In a candid interview with WIRED, Su said that for many of the world’s largest tech firms, AMD is now the go-to strategic partner for data center CPUs – a role Intel once held uncontested.
Through its EPYC lineup, AMD has become the primary supplier for giants like Microsoft and Amazon, shaking up a market that for decades revolved around Intel’s Xeon processors. This shift isn’t just PR talk – the numbers tell the story. AMD’s unit share in the server CPU segment has climbed to 27.3%, while revenue share has soared to 41%, marking its highest point since the first EPYC chips launched. Just a few years ago, in 2017, AMD’s market share was buried in the single digits.
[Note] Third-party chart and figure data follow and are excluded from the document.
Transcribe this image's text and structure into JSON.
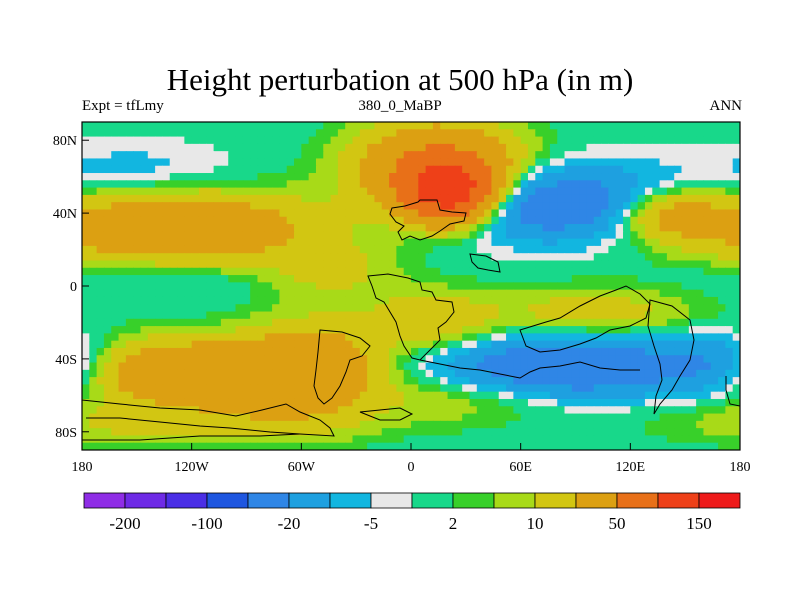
{
  "chart_data": {
    "type": "heatmap",
    "title": "Height perturbation at 500 hPa (in m)",
    "left_label": "Expt = tfLmy",
    "center_label": "380_0_MaBP",
    "right_label": "ANN",
    "x_ticks": [
      "180",
      "120W",
      "60W",
      "0",
      "60E",
      "120E",
      "180"
    ],
    "x_range": [
      -180,
      180
    ],
    "y_ticks": [
      "80N",
      "40N",
      "0",
      "40S",
      "80S"
    ],
    "y_range": [
      -90,
      90
    ],
    "levels": [
      -200,
      -150,
      -100,
      -50,
      -20,
      -10,
      -5,
      -2,
      2,
      5,
      10,
      20,
      50,
      100,
      150,
      200
    ],
    "colorbar_labels": [
      {
        "level": -200,
        "text": "-200"
      },
      {
        "level": -100,
        "text": "-100"
      },
      {
        "level": -20,
        "text": "-20"
      },
      {
        "level": -5,
        "text": "-5"
      },
      {
        "level": 2,
        "text": "2"
      },
      {
        "level": 10,
        "text": "10"
      },
      {
        "level": 50,
        "text": "50"
      },
      {
        "level": 150,
        "text": "150"
      }
    ],
    "colors": [
      "#8f2de6",
      "#6e2ae6",
      "#4a2ee6",
      "#1e56e0",
      "#2f86e6",
      "#1ea0e0",
      "#12b6e0",
      "#e8e8e8",
      "#18d88a",
      "#38d02a",
      "#a8da18",
      "#d2c612",
      "#dca012",
      "#e87018",
      "#ee4018",
      "#ee1a1a"
    ],
    "anomaly_centers": [
      {
        "lon": -130,
        "lat": 32,
        "value": 40,
        "spread_lon": 55,
        "spread_lat": 14
      },
      {
        "lon": -45,
        "lat": 8,
        "value": 12,
        "spread_lon": 25,
        "spread_lat": 10
      },
      {
        "lon": -135,
        "lat": -47,
        "value": 45,
        "spread_lon": 60,
        "spread_lat": 12
      },
      {
        "lon": -55,
        "lat": -45,
        "value": 30,
        "spread_lon": 25,
        "spread_lat": 18
      },
      {
        "lon": 20,
        "lat": 52,
        "value": 120,
        "spread_lon": 16,
        "spread_lat": 11
      },
      {
        "lon": 15,
        "lat": 65,
        "value": 55,
        "spread_lon": 30,
        "spread_lat": 16
      },
      {
        "lon": 85,
        "lat": 45,
        "value": -35,
        "spread_lon": 45,
        "spread_lat": 14
      },
      {
        "lon": 140,
        "lat": 40,
        "value": 30,
        "spread_lon": 22,
        "spread_lat": 10
      },
      {
        "lon": 90,
        "lat": -45,
        "value": -40,
        "spread_lon": 55,
        "spread_lat": 12
      },
      {
        "lon": 170,
        "lat": -45,
        "value": -30,
        "spread_lon": 25,
        "spread_lat": 12
      },
      {
        "lon": -150,
        "lat": 62,
        "value": -8,
        "spread_lon": 40,
        "spread_lat": 12
      },
      {
        "lon": -140,
        "lat": 5,
        "value": -6,
        "spread_lon": 45,
        "spread_lat": 8
      },
      {
        "lon": 10,
        "lat": -20,
        "value": 18,
        "spread_lon": 25,
        "spread_lat": 12
      },
      {
        "lon": 100,
        "lat": -15,
        "value": 15,
        "spread_lon": 40,
        "spread_lat": 10
      },
      {
        "lon": 30,
        "lat": -60,
        "value": 12,
        "spread_lon": 40,
        "spread_lat": 10
      },
      {
        "lon": -120,
        "lat": -75,
        "value": 15,
        "spread_lon": 60,
        "spread_lat": 8
      }
    ]
  }
}
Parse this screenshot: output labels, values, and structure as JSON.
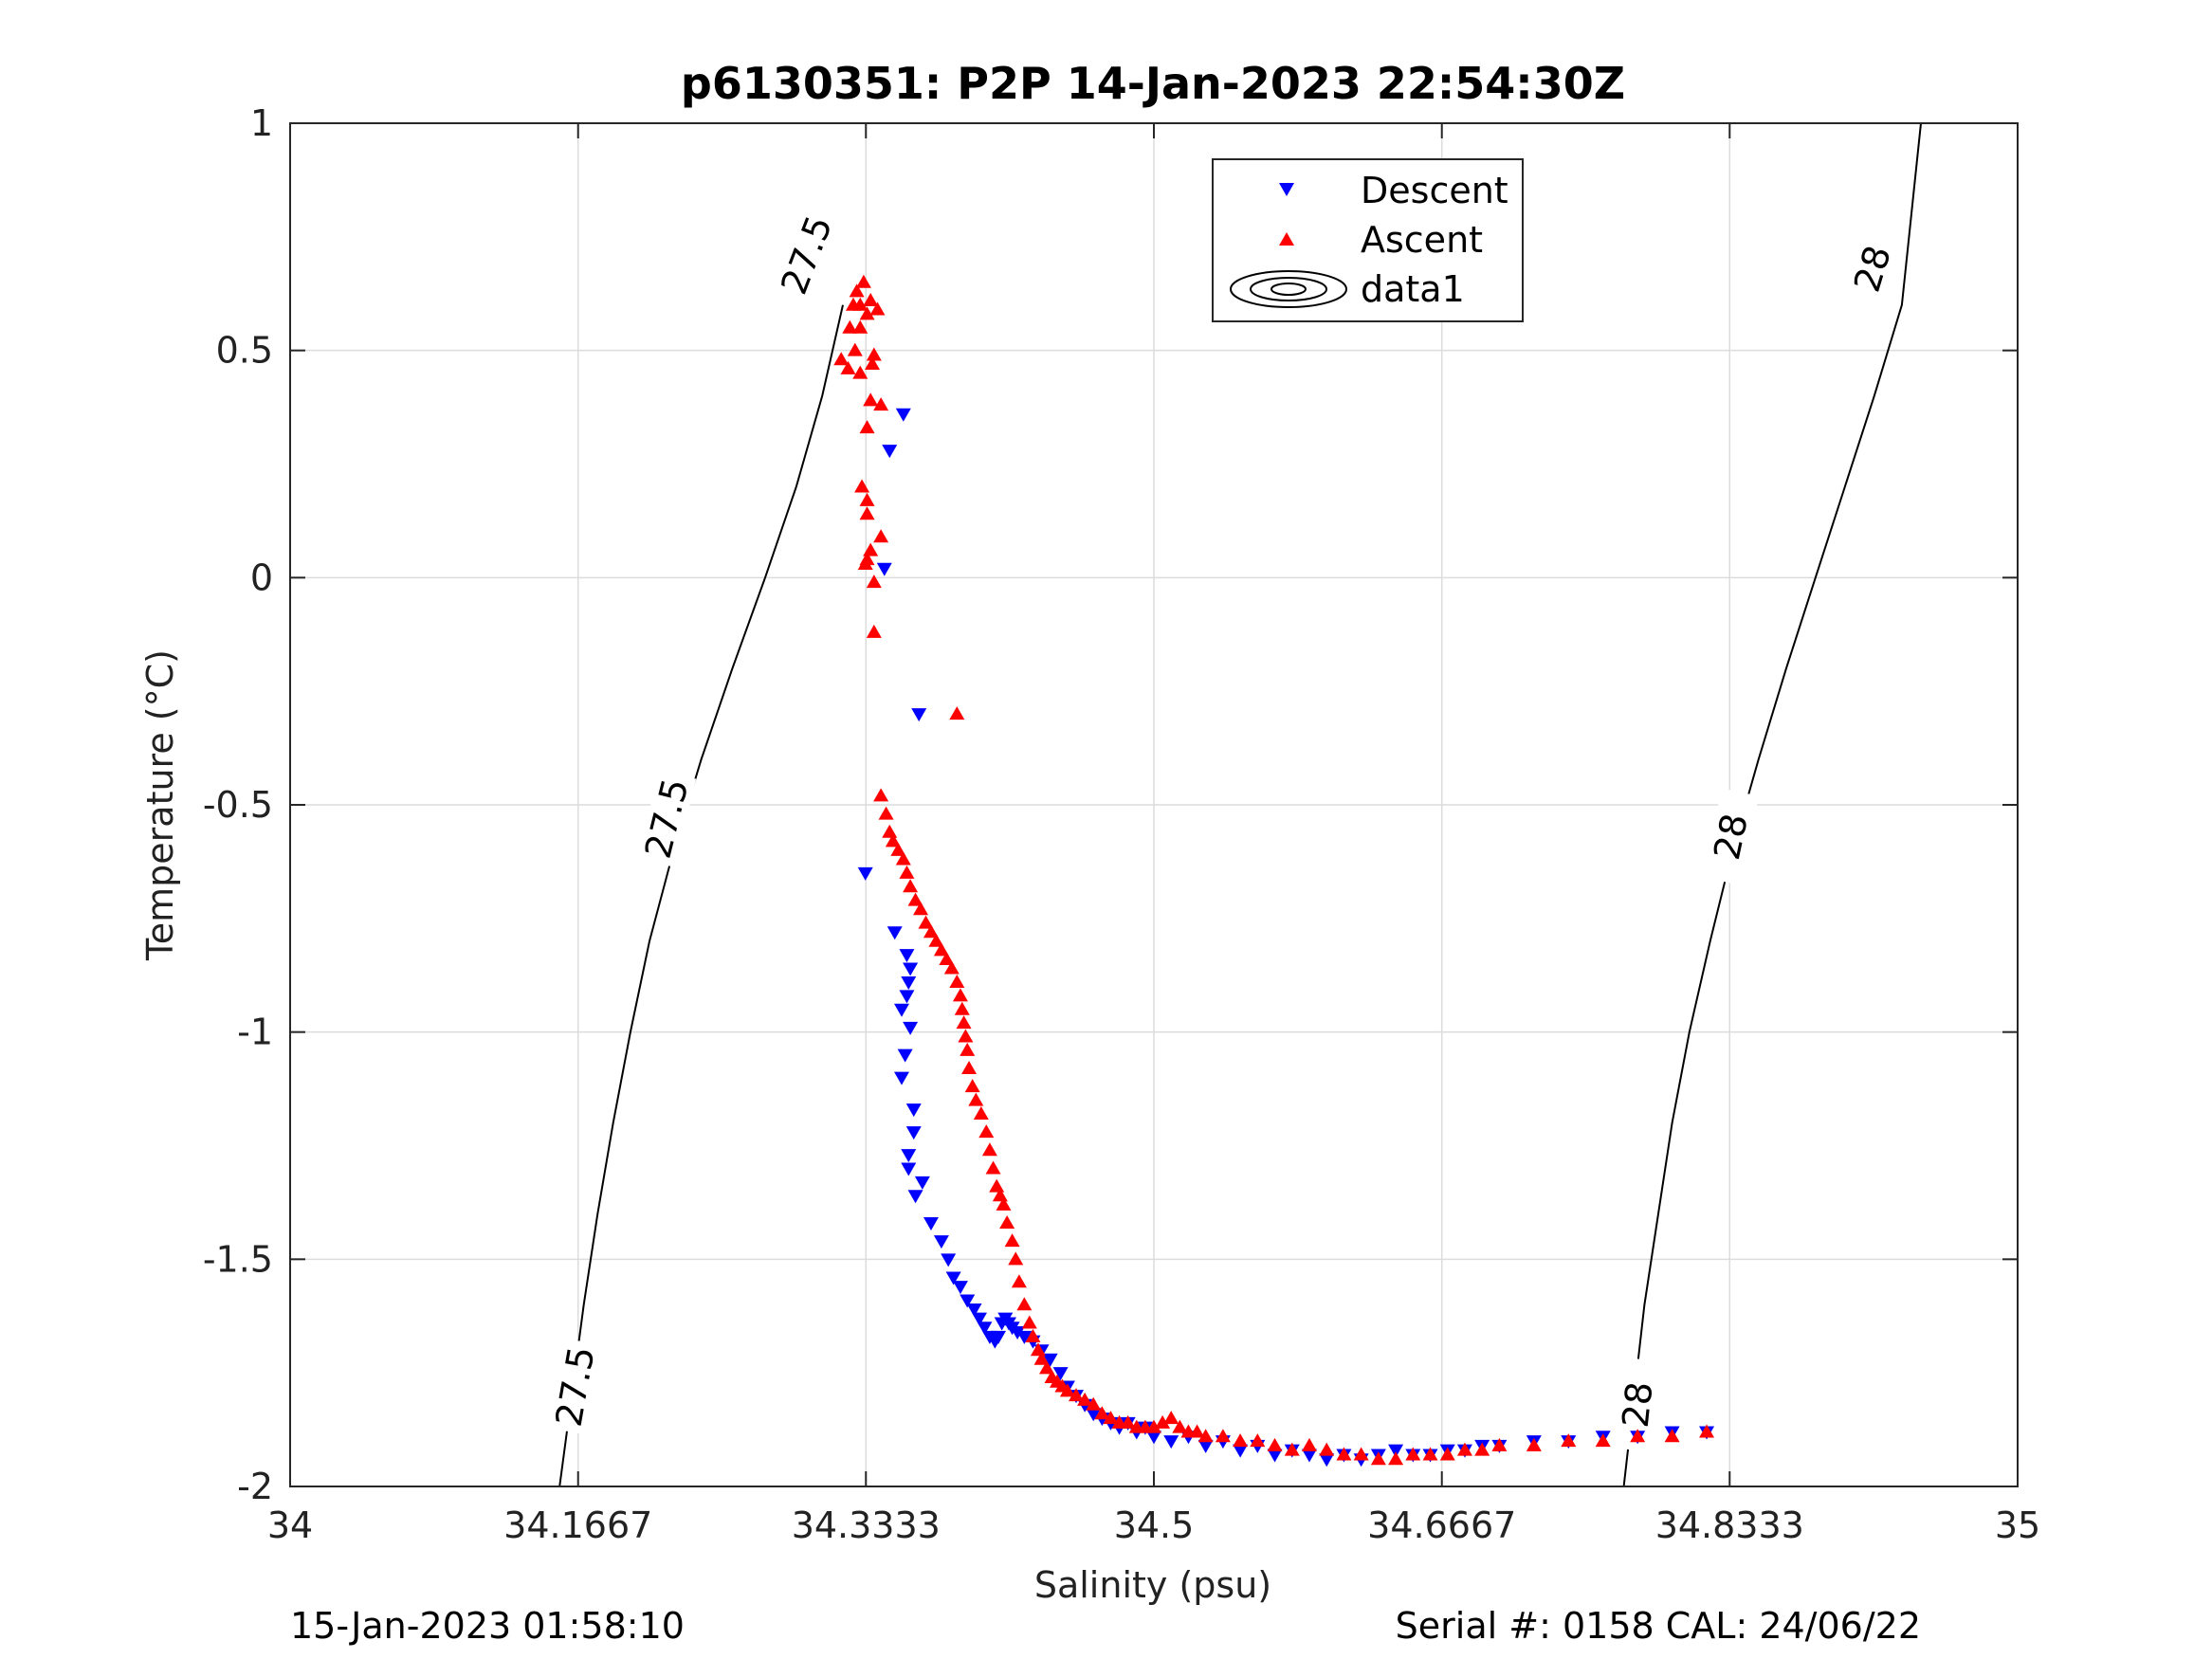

Su stressed that AMD isn’t in a rush to replicate its CPU success in AI accelerators, but the goal is clear: to become as indispensable in AI as it is now in server CPUs. She acknowledged that building this position will take time, but the company’s trajectory suggests it’s on the right path.
Part of AMD’s ascent comes not only from its own rapid innovation but also from Intel’s faltering momentum. As Intel struggles with execution and market perception, AMD’s steady product roadmap and performance gains have made it the obvious choice for data center deployments. For a company that spent much of the 2000s fighting to stay relevant, AMD’s transformation over the past decade is nothing short of remarkable – and the battle for AI dominance is just getting started.